В начале сентября в полк прибыла комиссия из Главного управления кадров в составе двух полковников, которые проинформировали меня о том, что я уволен из рядов вооруженных сил «за дискредитацию звания офицера». Такая же участь постигла замполита и начальника штаба. Особист, как и положено «солдатам партии», отделался легким испугом.
Оказавшись за бортом, я даже не пытался связаться с Власовым, чтобы не «подставлять» его перед новой властью. Начиналась новая жизнь, которую я принял безоговорочно и даже с каким–то облегчением.
Через несколько дней, лежа на верхней полке в купе поезда Рига — Москва, я напряженно думал о том, что же мне делать дальше. Возраст уже солидный: тридцать пять. Образование чисто военное, то есть никакое. Ничего не умею, кроме как командовать подразделениями. Помощи ждать неоткуда. Из родственников — только две старые тетки, которых и видел–то раза два–три в жизни. Хорошо хоть семьей не обзавелся.
Тот факт, что я не женился, имел объяснение — в 1973 году, еще курсантом–второкурсником, я серьезно повредил позвоночник.
Это произошло в транспортном самолете, когда я летел на летние каникулы домой. Не достав билет на обычный рейс, я шатался по аэропорту до тех пор, пока в буфете не познакомился с летчиками. Они должны были лететь в Москву на своем Ан‑12 и, увидев мою жалкую физиономию, пожалели «салагу». «Не горюй, служивый, — сказал командир. — До Чкаловской подбросим, а там на электричке поедешь прямо на Ярославский вокзал». Этот полет, как оказалось, определил мою дальнейшую судьбу.
Очутившись в кабине самолета, я с любопытством принялся рассматривать сложную аппаратуру и весь полет так и простоял за спинкой кресла первого пилота, который охотно объяснял мне сущность всех манипуляций и назначение приборов. Роковой для меня оказалась ошибка штурмана. Он неправильно просчитал условия посадки, в результате чего пилот на несколько секунд раньше положенного времени выключил двигатели, и самолет грохнулся на взлетно–посадочную полосу с высоты нескольких метров. Ничего страшного не произошло, за исключением того, что я упал на пол, сильно ударившись спиной о железный порог. Боль была ужасной, но я стоически поднялся на ноги и даже пробовал шутить.
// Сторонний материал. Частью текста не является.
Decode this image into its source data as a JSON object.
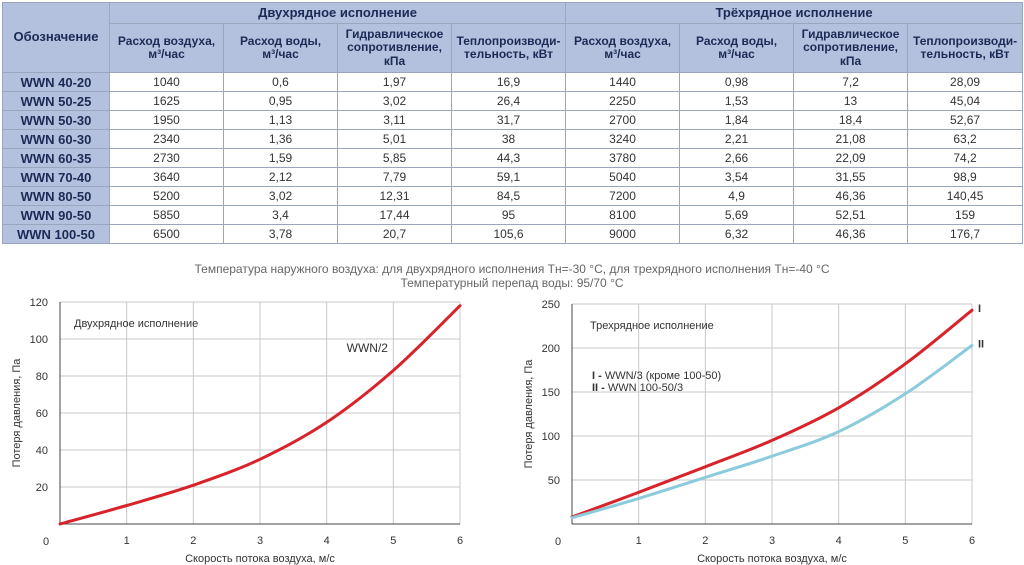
{
  "table": {
    "corner_label": "Обозначение",
    "group_two_row": "Двухрядное исполнение",
    "group_three_row": "Трёхрядное исполнение",
    "columns": [
      "Расход воздуха, м³/час",
      "Расход воды, м³/час",
      "Гидравлическое сопротивление, кПа",
      "Теплопроизводи-тельность, кВт"
    ],
    "columns_lines": [
      [
        "Расход воздуха,",
        "м³/час"
      ],
      [
        "Расход воды,",
        "м³/час"
      ],
      [
        "Гидравлическое",
        "сопротивление,",
        "кПа"
      ],
      [
        "Теплопроизводи-",
        "тельность, кВт"
      ]
    ],
    "rows": [
      {
        "model": "WWN 40-20",
        "two": [
          "1040",
          "0,6",
          "1,97",
          "16,9"
        ],
        "three": [
          "1440",
          "0,98",
          "7,2",
          "28,09"
        ]
      },
      {
        "model": "WWN 50-25",
        "two": [
          "1625",
          "0,95",
          "3,02",
          "26,4"
        ],
        "three": [
          "2250",
          "1,53",
          "13",
          "45,04"
        ]
      },
      {
        "model": "WWN 50-30",
        "two": [
          "1950",
          "1,13",
          "3,11",
          "31,7"
        ],
        "three": [
          "2700",
          "1,84",
          "18,4",
          "52,67"
        ]
      },
      {
        "model": "WWN 60-30",
        "two": [
          "2340",
          "1,36",
          "5,01",
          "38"
        ],
        "three": [
          "3240",
          "2,21",
          "21,08",
          "63,2"
        ]
      },
      {
        "model": "WWN 60-35",
        "two": [
          "2730",
          "1,59",
          "5,85",
          "44,3"
        ],
        "three": [
          "3780",
          "2,66",
          "22,09",
          "74,2"
        ]
      },
      {
        "model": "WWN 70-40",
        "two": [
          "3640",
          "2,12",
          "7,79",
          "59,1"
        ],
        "three": [
          "5040",
          "3,54",
          "31,55",
          "98,9"
        ]
      },
      {
        "model": "WWN 80-50",
        "two": [
          "5200",
          "3,02",
          "12,31",
          "84,5"
        ],
        "three": [
          "7200",
          "4,9",
          "46,36",
          "140,45"
        ]
      },
      {
        "model": "WWN 90-50",
        "two": [
          "5850",
          "3,4",
          "17,44",
          "95"
        ],
        "three": [
          "8100",
          "5,69",
          "52,51",
          "159"
        ]
      },
      {
        "model": "WWN 100-50",
        "two": [
          "6500",
          "3,78",
          "20,7",
          "105,6"
        ],
        "three": [
          "9000",
          "6,32",
          "46,36",
          "176,7"
        ]
      }
    ]
  },
  "notes": {
    "line1": "Температура наружного воздуха: для двухрядного исполнения Тн=-30 °С, для трехрядного исполнения Тн=-40 °С",
    "line2": "Температурный перепад воды: 95/70 °С"
  },
  "colors": {
    "header_bg": "#b3c1de",
    "header_text": "#1c2a55",
    "grid": "#c8c8c8",
    "red": "#d8232a",
    "cyan": "#8ccbdb"
  },
  "chart_data": [
    {
      "type": "line",
      "title": "Двухрядное исполнение",
      "xlabel": "Скорость потока воздуха, м/с",
      "ylabel": "Потеря давления, Па",
      "xlim": [
        0,
        6
      ],
      "ylim": [
        0,
        120
      ],
      "xticks": [
        0,
        1,
        2,
        3,
        4,
        5,
        6
      ],
      "yticks": [
        0,
        20,
        40,
        60,
        80,
        100,
        120
      ],
      "grid": true,
      "series": [
        {
          "name": "WWN/2",
          "color": "#d8232a",
          "x": [
            0,
            1,
            2,
            3,
            4,
            5,
            6
          ],
          "y": [
            0,
            10,
            21,
            35,
            55,
            83,
            118
          ]
        }
      ]
    },
    {
      "type": "line",
      "title": "Трехрядное исполнение",
      "xlabel": "Скорость потока воздуха, м/с",
      "ylabel": "Потеря давления, Па",
      "xlim": [
        0,
        6
      ],
      "ylim": [
        0,
        250
      ],
      "xticks": [
        0,
        1,
        2,
        3,
        4,
        5,
        6
      ],
      "yticks": [
        0,
        50,
        100,
        150,
        200,
        250
      ],
      "grid": true,
      "legend": [
        {
          "mark": "I",
          "label": "WWN/3 (кроме 100-50)"
        },
        {
          "mark": "II",
          "label": "WWN 100-50/3"
        }
      ],
      "series": [
        {
          "name": "I",
          "color": "#d8232a",
          "x": [
            0,
            1,
            2,
            3,
            4,
            5,
            6
          ],
          "y": [
            8,
            36,
            65,
            95,
            132,
            182,
            243
          ]
        },
        {
          "name": "II",
          "color": "#8ccbdb",
          "x": [
            0,
            1,
            2,
            3,
            4,
            5,
            6
          ],
          "y": [
            7,
            29,
            53,
            77,
            105,
            148,
            203
          ]
        }
      ]
    }
  ]
}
Скрутило меня уже дома. Провалявшись почти весь отпуск на диване, я за три дня до отъезда попросил мать устроить мне консультацию у специалиста. Обращаться в военную поликлинику мне не хотелось, потому что карьера офицера напрямую зависела от состояния здоровья (я и в дальнейшем тщательно скрывал эту травму от командования и даже ухитрился пройти медкомиссию в академию, со скрежетом зубов выполнив программу физподготовки).
Пожилой невропатолог, муж маминой подруги, долго исследовал мои рефлексы, а затем направил на рентген. Поизучав несколько минут снимок моего позвоночника, он попросил мать выйти, чтобы поговорить со мной «как мужчина с мужчиной».